Leon Aarts, ''Above and Below'' (c. 2010s, acrylic on canvas, 48" × 24")
Above and Below is a striking vertical diptych that dramatizes the boundary between two worlds: an orderly, luminous “above” and a dense, subterranean “below.” The canvas is split horizontally at the exact midpoint, creating a mirror-like tension that invites the viewer to read the painting both as a landscape and as a psychological map.
2. Composition & Structure
Binary Division: The hard horizontal seam is the painting’s spine. Aarts uses it like a tectonic fault line, above is airy and rhythmic, below is compacted and chaotic. This literal “above/below” architecture is both didactic and effective.
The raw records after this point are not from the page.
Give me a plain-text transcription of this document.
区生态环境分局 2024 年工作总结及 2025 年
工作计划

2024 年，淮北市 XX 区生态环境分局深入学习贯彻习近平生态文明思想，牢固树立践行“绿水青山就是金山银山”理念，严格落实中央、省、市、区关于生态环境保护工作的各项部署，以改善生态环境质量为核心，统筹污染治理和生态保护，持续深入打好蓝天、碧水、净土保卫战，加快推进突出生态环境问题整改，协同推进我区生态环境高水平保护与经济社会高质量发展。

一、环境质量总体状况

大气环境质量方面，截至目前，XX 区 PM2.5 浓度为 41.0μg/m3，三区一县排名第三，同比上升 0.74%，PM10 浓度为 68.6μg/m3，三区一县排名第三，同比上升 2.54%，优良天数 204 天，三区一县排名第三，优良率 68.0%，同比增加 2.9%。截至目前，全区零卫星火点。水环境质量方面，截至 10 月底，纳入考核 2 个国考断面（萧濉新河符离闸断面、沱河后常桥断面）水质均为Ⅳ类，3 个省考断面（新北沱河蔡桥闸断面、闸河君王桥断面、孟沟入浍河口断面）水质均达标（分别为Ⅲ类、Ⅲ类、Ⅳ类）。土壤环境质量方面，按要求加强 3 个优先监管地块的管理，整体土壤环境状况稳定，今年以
Golden Ratio Echoes: The swirling motifs in the upper register loosely follow golden spirals, giving the eye natural paths to travel. The lower half deliberately violates these spirals, creating productive friction.
Vertical Vectors: Thin drip-lines descend from the upper zone into the lower, acting as stalactites or roots. They are the only elements that cross the divide, suggesting permeability between realms.
The temperature flip is dramatic but not jarring; Aarts threads metallic gold from top to bottom, creating a visual suture. The upper half reads like sunset seen from underwater, the lower like deep-sea vents photographed with a flash.
Above and Below is a confident, almost architectural painting that succeeds because it trusts its central conceit. It flirts with decoration (the candy-like swirls) yet anchors itself in visceral materiality. With minor adjustments to the horizon and breathing room in the lower strata, it could move from very good to iconic.
Score (out of 10): 8.4 An ambitious vertical manifesto that almost fully reconciles cosmic order with chthonic chaos.